Birmingham physicists are delighted that their experiments at the Large Hadron Collider (LHC), that aim to find what happened just after the Big Bang, will soon be underway as scientists have successfully collided together two low-energy beams of protons for the first time.
Based at the CERN laboratory, Geneva, the LHC is the world’s largest machine and aims to discover many secrets of the nature of matter and the universe. By colliding particles at almost the speed of light, conditions similar to those a billionth of a second after the beginnings of the universe will be created.
Scientists at the University of Birmingham’s School of Physics and Astronomy are playing vital roles in ALICE and ATLAS, two of the four main detectors that record the results of these collisions. ALICE will study the strong force – one of the fundamental forces of nature – and hopes to recreate and study the primordial soup that existed a millionth of a second after the Big Bang, an exotic state of matter called a quark-gluon plasma. ATLAS will search for new heavy particles such as the Higgs boson and possible evidence for dark matter.

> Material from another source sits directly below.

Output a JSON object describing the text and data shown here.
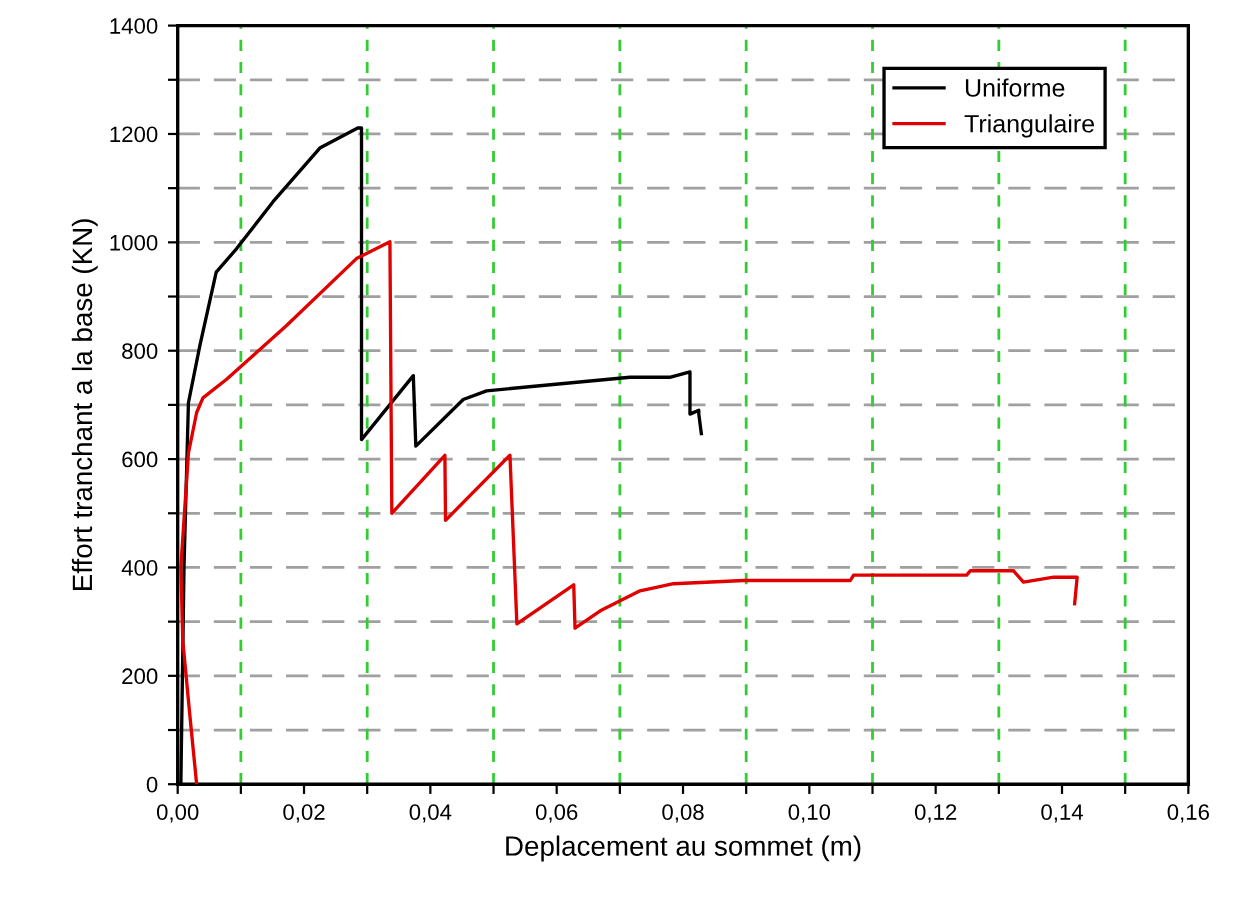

David Evans, who leads the Birmingham team on the ALICE detector said, ‘After many years of preparations, we are finally nearing our goal of making new and exciting discoveries about the nature of the universe itself. The collisions on Monday showed that both the LHC and the ALICE detector work well so it looks like 2010 could be a year of new discoveries as the LHC ramps up to higher energy collisions.’
The experimental groups at Birmingham have designed and built key components of the sophisticated electronics that control the ALICE and ATLAS detectors. They are now preparing to analyse the first data from these experiments, expected next month.
‘The first LHC collisions observed in ATLAS on Monday are a crucial milestone. These first events mark the transition from the construction phase to an operational collider and experiment,’ said Professor Dave Charlton, leading member of the ATLAS team at Birmingham and deputy spokesperson of the ATLAS collaboration. ‘The extraordinary progress in obtaining collisions only three days after the restart of the LHC is very promising for the new physics discoveries that we anticipate in the years to come.’
Professor Peter Watkins head of the particle physics group at the University of Birmingham said, ‘After years of hard work from everyone here at Birmingham, we are finally about to see the fruits of our labour. Birmingham physicists have played an important role in both the ALICE and ATLAS experiments. We are now looking forward to playing a major part in the exciting discoveries that await us over the next few years.’